Upon graduating from law school, the newlyweds moved to San Francisco where Don worked as a clerk for the honorable Judge James R. Browning in the U.S. 9th Circuit Court of Appeals and the family had their first child, Darren. This began both a beautiful, long friendship with the judge and a remarkable legal career for Don. After working in the appeals court, Don returned to the East Coast to serve as special counsel on the U.S. Senate Watergate Committee before returning to California for good with his wife and now two young children in tow.

“A fixture of the community.”

In 1976, the family settled in Santa Monica, where Don worked as an attorney, coached soccer for his kids, and became a fixture of the community. He was well-known for bringing random reading books to new neighbors, for serving overcooked hamburgers at block parties, for “kidnapping” people to take them on day-long adventures when they were supposed to just go play a round of racquetball, and for driving the getaway car when his children engaged in prank toilet papering wars on friend’s houses. He was also always available for legal advice or a friendly neighborhood conversation, no matter the hour of day.

Don had many highlights in his long, illustrious career. In addition to his time with the Watergate committee, he worked as an adjunct and associate professor for Georgetown Law Center and as an associate professor at Loyola University of Los Angeles Law School and he acted as a judge pro tem with the Los Angeles County Superior Court system. Perhaps his greatest feat was serving as co-counsel alongside legal partner E. Randol Shoenberg in the historic 2004 Altmann v. the Republic of Austria case. This landmark case decided by the U.S. Supreme Court ordered the government of Austria to return six famous Gustav Klimt paintings to the family who had owned them before the Nazis looted Austria. Altman set the stage for numerous additional cases involving looted art and property stolen by the Nazi authorities during World War II and Don was an expert in the field. In the years that followed, Don received numerous awards and presented lectures about stolen art via many organizations around the world.

Perhaps his greatest feat was serving as co-counsel alongside legal partner E. Randol Shoenberg in the historic 2004 Altmann v. the Republic of Austria case.

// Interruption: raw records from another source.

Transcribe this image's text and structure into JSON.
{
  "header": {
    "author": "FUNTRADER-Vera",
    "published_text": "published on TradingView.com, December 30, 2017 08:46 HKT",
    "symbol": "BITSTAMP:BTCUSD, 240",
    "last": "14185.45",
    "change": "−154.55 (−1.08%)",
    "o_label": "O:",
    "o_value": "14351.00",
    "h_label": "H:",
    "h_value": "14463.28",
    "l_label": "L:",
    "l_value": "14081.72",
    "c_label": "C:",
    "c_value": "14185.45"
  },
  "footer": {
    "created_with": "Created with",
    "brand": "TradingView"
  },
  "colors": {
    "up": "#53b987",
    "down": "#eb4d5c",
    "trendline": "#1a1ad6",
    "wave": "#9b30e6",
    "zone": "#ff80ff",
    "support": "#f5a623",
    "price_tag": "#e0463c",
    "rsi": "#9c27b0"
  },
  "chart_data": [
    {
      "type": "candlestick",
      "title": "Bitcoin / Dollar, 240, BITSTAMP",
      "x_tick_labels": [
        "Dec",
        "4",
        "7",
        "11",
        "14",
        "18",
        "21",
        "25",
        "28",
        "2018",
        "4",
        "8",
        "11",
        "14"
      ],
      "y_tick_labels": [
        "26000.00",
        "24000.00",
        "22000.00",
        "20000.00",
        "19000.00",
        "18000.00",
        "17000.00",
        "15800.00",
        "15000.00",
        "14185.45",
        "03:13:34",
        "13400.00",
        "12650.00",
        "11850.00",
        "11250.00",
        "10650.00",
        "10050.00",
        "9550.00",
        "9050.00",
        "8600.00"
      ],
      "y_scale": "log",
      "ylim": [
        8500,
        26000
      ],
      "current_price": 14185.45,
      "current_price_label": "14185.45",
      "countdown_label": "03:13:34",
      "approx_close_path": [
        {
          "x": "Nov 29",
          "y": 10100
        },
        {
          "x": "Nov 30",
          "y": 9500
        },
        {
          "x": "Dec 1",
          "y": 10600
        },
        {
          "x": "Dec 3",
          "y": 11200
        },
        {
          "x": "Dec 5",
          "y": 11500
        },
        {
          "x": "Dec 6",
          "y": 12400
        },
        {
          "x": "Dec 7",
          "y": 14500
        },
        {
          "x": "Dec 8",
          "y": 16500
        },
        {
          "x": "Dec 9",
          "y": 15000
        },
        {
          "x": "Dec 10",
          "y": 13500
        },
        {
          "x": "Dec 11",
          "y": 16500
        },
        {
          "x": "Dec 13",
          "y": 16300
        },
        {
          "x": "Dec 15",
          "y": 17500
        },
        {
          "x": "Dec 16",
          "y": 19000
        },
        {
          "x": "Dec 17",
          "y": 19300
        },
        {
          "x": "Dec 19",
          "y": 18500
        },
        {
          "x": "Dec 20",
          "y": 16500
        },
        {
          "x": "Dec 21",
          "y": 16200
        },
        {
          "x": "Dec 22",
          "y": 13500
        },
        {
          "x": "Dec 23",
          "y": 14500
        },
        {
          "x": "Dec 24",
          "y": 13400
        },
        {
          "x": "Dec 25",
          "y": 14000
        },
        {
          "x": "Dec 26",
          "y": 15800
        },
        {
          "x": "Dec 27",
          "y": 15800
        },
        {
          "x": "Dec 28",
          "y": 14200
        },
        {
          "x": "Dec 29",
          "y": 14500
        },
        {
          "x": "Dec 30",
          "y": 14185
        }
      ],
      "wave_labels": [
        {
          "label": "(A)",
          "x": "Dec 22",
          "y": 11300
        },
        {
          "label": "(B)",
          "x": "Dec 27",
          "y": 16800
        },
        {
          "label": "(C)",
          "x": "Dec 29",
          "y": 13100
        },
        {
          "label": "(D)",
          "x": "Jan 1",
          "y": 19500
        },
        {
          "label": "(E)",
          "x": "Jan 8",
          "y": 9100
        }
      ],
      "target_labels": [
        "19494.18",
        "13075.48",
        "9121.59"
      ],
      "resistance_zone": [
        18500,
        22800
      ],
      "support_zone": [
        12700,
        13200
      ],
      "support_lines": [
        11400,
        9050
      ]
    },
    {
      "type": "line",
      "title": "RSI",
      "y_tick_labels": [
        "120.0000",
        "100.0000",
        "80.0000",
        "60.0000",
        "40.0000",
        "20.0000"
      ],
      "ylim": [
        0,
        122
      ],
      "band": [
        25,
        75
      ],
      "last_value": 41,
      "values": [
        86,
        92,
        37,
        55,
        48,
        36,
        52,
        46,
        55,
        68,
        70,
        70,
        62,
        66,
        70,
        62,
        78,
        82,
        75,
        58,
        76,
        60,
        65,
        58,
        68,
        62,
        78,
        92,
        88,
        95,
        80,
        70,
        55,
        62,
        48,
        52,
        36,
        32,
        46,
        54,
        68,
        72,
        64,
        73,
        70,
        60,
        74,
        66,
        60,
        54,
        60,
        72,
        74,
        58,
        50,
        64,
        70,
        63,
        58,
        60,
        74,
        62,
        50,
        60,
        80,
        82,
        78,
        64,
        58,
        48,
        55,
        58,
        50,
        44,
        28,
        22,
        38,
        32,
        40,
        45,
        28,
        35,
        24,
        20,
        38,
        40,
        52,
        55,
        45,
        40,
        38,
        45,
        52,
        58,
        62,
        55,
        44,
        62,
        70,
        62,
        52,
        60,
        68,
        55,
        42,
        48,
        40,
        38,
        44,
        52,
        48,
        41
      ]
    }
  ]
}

This landmark case decided by the U.S. Supreme Court ordered the government of Austria to return six famous Gustav Klimt paintings to the family who had owned them before the Nazis looted Austria.

There are really no words to describe the extraordinary mark Don left in his life. He loved his family, the Beatles, soccer, the Dodgers, all things British, mayonnaise, World War II (and all history really), the law, and every single person who came across his path. He loved to travel and try new things and he found new best friends on street corners and in cafes, in airplanes and everywhere he went. Wherever he passed, he left behind an indelible unforgettable impression and a promise to help someone’s child get into law school, or to connect someone with necessary business partners, or to invest in their dream – and often many of those promises came true. He always knew the statistics on every sporting event, even sports you didn’t know he was interested in. He had an uncanny ability to add both facts and flavor to a conversation about any subject. If it had happened at any point in history, Don knew about it.

In addition to his loving wife and two amazing kids, Don is also survived by his three grandchildren: Sierra Fino, Reef Burris, and Raiden Moorehead, as well as by his sister Jacqueline Burris, his best friend and cousin Mark Josephs, and the many, many people all over the world who had the pleasure of making his acquaintance.